Medical Clinic and Polyclinic, Department of Sports Medicine, University of Tübingen, Tübingen, Germany
Background. Most reports on in-line skating injuries describe severe injuries admitted to injury clinics. Little is known about the overall rate of injury and the contribution of the different disciplines.
Methods. In a retrospective inquiry data on injuries were obtained of 105 in-line skaters of whose 69% were active in fitness skating, 59% in jumping/grinding and 51% in the halfpipe. Beside the nature, location and degree of the injury, information was given on where the injury happened and whether protectors were worn at the time of injury.

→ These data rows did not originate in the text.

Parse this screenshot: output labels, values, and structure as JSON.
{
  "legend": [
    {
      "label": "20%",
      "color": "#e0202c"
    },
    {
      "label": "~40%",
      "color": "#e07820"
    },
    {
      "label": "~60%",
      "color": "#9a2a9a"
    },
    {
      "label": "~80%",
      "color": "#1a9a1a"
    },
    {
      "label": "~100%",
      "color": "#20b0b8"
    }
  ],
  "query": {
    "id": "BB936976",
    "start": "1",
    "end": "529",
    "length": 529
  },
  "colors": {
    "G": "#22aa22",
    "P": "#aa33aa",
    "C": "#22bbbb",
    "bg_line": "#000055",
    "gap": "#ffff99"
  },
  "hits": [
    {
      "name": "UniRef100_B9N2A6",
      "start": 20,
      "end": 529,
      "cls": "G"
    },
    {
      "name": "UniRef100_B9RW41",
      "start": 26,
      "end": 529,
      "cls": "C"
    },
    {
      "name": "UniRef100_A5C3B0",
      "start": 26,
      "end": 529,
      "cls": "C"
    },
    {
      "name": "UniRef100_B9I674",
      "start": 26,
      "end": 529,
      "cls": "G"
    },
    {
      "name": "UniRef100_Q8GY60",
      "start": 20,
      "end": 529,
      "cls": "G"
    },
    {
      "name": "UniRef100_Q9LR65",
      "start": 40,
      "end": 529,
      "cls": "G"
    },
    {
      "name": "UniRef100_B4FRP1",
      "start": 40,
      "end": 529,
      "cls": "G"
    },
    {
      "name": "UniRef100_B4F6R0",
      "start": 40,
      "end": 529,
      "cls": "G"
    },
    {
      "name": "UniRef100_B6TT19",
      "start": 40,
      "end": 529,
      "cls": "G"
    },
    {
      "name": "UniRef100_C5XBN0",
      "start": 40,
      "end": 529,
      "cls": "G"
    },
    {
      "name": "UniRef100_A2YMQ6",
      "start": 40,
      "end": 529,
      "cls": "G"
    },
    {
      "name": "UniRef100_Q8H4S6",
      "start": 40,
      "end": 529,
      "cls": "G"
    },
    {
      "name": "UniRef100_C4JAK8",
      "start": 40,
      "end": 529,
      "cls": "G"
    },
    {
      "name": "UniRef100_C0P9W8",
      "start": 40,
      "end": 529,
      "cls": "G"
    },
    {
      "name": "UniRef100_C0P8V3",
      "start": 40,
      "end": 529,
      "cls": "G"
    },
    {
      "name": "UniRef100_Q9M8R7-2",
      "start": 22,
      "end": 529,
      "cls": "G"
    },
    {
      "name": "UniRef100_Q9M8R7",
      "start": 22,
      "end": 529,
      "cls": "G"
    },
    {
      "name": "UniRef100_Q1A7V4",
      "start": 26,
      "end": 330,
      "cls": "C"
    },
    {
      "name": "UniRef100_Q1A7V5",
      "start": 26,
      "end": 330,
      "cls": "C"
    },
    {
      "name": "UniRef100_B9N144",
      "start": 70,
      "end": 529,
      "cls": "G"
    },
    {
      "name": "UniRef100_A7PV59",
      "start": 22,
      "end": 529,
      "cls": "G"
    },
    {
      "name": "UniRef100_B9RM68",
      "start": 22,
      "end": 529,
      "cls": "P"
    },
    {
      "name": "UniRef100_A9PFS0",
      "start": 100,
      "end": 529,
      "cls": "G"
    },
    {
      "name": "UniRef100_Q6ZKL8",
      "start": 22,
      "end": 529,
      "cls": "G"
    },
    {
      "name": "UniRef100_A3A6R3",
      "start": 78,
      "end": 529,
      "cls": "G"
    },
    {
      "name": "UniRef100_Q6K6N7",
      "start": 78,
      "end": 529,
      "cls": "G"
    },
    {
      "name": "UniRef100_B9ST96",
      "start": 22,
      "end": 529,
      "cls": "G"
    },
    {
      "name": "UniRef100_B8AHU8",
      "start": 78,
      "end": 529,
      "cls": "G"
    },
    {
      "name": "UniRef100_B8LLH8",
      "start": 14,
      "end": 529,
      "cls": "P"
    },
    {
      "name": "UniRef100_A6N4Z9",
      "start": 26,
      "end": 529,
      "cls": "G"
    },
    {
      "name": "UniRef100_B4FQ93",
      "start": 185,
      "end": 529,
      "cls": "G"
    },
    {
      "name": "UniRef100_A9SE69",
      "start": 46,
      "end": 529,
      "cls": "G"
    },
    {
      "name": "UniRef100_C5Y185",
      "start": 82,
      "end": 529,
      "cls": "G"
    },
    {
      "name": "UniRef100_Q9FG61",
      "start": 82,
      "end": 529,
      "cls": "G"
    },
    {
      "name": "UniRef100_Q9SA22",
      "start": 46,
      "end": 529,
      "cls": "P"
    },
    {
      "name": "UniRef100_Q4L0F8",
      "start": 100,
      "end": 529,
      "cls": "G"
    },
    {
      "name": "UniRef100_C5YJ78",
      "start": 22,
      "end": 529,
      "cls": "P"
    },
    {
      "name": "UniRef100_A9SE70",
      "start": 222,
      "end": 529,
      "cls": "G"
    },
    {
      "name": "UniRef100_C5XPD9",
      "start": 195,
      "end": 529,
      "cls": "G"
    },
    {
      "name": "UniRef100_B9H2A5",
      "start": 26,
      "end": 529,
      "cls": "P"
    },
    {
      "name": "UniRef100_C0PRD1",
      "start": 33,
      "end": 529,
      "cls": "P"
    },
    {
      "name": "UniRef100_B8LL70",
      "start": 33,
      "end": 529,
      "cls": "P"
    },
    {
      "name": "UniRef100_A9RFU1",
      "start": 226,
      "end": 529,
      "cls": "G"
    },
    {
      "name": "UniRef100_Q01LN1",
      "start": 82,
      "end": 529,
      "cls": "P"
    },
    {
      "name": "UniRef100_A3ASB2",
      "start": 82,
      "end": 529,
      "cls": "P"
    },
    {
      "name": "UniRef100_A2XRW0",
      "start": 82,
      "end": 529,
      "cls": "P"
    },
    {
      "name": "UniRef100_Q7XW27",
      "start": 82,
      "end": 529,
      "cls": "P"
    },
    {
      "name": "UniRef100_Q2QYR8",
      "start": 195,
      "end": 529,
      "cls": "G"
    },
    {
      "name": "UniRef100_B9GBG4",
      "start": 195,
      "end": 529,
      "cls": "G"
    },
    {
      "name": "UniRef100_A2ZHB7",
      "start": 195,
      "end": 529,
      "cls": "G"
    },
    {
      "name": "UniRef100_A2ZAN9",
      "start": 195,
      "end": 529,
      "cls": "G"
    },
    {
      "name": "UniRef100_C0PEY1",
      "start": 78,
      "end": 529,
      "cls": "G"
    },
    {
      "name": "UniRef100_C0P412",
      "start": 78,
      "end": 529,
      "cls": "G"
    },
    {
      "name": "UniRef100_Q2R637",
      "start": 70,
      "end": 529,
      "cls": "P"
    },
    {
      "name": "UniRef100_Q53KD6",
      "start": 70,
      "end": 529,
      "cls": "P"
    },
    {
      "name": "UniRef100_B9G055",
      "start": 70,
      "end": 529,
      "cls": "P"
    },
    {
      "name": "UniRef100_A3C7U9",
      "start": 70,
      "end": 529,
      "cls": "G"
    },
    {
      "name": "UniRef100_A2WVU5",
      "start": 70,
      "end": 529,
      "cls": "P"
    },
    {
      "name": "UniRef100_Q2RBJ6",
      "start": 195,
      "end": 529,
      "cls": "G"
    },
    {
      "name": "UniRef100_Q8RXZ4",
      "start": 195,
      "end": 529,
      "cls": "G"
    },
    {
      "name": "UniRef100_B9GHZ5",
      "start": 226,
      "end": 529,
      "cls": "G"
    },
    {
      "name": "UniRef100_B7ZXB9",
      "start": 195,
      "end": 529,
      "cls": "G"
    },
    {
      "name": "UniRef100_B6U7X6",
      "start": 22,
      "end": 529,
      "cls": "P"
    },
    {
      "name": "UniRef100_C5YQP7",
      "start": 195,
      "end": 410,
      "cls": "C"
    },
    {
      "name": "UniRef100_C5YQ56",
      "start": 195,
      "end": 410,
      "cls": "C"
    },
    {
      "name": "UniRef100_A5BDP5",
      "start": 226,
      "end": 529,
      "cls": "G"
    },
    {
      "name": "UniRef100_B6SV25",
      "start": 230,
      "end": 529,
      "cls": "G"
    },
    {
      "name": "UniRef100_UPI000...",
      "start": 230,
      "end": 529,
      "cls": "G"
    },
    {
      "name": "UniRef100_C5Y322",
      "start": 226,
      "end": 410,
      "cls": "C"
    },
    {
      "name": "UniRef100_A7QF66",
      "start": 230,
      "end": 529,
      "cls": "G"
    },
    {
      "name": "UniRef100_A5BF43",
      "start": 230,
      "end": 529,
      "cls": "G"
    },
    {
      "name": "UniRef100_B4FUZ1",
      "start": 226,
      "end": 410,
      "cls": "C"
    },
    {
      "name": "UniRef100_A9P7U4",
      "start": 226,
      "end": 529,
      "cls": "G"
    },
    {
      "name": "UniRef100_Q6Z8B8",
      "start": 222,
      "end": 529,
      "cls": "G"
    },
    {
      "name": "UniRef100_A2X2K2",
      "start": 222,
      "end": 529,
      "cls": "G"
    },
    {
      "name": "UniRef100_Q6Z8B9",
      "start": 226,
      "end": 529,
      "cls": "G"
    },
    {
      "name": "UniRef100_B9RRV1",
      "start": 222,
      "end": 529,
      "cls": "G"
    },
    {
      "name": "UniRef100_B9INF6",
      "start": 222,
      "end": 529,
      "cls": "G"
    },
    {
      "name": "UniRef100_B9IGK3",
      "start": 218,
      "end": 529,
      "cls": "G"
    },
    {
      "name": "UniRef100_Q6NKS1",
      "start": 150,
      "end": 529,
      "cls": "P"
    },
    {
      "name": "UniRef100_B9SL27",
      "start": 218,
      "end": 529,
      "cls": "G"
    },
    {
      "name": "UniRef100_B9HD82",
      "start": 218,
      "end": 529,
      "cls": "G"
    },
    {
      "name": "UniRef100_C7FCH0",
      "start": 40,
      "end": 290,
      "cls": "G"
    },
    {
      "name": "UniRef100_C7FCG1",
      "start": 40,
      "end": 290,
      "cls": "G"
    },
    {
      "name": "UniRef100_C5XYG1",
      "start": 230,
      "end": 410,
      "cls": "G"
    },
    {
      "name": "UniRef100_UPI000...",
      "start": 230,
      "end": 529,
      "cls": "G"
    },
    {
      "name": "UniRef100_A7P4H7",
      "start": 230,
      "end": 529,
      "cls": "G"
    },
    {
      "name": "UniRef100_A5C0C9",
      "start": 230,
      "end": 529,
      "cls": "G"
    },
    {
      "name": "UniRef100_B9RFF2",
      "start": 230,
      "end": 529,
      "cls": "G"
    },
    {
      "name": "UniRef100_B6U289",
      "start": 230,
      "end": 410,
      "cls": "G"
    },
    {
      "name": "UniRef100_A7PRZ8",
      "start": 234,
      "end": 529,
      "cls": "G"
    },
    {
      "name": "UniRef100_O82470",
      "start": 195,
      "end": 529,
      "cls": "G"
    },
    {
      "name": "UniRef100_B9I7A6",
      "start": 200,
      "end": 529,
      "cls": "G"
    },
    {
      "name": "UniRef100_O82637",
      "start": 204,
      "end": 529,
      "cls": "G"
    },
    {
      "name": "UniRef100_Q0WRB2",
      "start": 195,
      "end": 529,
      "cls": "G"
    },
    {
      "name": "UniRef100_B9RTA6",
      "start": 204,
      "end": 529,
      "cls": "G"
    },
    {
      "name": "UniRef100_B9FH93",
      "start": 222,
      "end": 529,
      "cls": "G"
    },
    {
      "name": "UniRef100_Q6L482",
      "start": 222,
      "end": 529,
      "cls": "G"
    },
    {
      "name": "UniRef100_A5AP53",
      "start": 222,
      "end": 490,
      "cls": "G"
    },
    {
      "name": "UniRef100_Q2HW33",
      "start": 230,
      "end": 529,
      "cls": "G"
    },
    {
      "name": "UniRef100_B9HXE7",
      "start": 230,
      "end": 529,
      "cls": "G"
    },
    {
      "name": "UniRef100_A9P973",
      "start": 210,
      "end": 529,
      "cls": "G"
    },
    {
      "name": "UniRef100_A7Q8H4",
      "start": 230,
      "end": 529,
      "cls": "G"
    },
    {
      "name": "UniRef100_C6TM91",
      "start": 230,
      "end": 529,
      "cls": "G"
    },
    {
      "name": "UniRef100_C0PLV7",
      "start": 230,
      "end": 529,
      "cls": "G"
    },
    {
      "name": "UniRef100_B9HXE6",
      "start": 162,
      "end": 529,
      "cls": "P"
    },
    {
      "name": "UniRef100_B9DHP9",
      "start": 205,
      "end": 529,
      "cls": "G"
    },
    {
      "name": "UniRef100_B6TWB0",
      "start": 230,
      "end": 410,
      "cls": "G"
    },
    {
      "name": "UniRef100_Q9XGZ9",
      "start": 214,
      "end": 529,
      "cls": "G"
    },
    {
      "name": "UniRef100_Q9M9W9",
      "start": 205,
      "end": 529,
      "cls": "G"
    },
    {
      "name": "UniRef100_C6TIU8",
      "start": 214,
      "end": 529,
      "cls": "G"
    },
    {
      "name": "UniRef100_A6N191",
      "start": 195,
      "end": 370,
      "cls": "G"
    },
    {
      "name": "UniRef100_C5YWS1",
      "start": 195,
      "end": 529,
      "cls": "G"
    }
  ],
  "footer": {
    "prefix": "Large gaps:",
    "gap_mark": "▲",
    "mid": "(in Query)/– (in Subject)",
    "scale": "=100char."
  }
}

Results. Of 197 injuries 145 healed without medical treatment, 28 needed medical advice once, 22 several times and 2 needed hospitalisation. Injury location were 38% in the upper, 31% in the lower extremities, 21% in the hip/pelvis region and 10% on the head. The most frequent injuries pertained to concussions and skin lesions, 35% each, followed by ligament injuries with 10% and fractures with 5%. Simple injuries were 83% in fitness skating, 70% in jumping/grinding and 60% in the halfpipe. Several visits were necessary for 4% of fitness skaters, 10% of jumpers/ grinders and 23% in halfpipe injured persons. All four protectors were worn at the time of injury by 5% in fitness skating, 18% in jumping/grinding and 55% in the halfpipe. No protectors were worn in 26% of the fitness injuries, in 9% jumping/grinding and in 6% in the halfpipe.
Conclusions. The results reveal an apparent discipline specific degree of danger and that fitness in-line skating is less dangerous than the resulting benefits for preventive medicine.